If you’re still fearful, but you would like to add some brightness to your hair simply start with a shampoo that contains color. These products are on the retail and salon shelves now more than ever before. They will only last until the next shampoo.
They are just starting to appear at the drugstores, but they have sold for years at the salons and at the beauty supply stores. Just match your own hair color or add a bit of excitement using golden-bronze or coppery-red tones. These are fabulous on flat lack -luster red or brown hair.
These products come in the same shades as the permanent colorant. The product will only penetrate a small percentage into the hair shaft so they shampoo out easily. They add lots of shine and help the hair look beautiful and healthy. You can use these once a week or once a month.
They generally last 6-8 shampoos depending on the quality of your hair condition. These are also great to use over faded permanent colorants.

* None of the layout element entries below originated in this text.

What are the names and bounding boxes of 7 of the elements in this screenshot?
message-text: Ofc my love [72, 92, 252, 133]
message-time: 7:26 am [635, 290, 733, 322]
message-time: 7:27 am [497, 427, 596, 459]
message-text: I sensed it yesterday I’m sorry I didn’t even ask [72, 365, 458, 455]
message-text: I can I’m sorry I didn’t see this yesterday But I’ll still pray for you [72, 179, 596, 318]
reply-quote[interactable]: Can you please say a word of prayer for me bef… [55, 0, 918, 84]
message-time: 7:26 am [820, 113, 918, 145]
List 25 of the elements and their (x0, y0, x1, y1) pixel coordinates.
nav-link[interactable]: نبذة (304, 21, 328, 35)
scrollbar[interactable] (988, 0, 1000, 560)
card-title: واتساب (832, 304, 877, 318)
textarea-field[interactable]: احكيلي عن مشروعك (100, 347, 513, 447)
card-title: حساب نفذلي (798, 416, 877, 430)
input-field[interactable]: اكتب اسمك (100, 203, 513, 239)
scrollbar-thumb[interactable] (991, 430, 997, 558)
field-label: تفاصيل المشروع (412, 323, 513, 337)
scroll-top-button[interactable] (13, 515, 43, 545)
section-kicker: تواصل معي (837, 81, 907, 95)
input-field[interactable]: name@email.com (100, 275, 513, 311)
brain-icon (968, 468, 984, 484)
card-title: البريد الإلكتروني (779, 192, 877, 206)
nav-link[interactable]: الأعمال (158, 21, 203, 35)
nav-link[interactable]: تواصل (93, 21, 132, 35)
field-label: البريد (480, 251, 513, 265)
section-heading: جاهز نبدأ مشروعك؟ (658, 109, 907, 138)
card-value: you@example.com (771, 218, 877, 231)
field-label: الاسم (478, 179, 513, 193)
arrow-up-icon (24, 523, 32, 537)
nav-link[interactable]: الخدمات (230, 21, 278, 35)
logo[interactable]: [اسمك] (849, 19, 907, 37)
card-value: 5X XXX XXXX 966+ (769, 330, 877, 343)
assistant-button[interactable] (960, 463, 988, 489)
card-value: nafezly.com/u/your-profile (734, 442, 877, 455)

Just match your own natural shade or match your color treated hair. Shampoo first and dry for best results and for longer lasting shine. The good news is there is no re-growth line.
These products are listed under color refreshers, color conditioners, and can be used once a week or whenever you feel your hair needs a little color boost.
Good hair color doesn’t have to be expensive or damaging. If you start slowly you can have beautiful hair everyday of the month without the worry of health issues.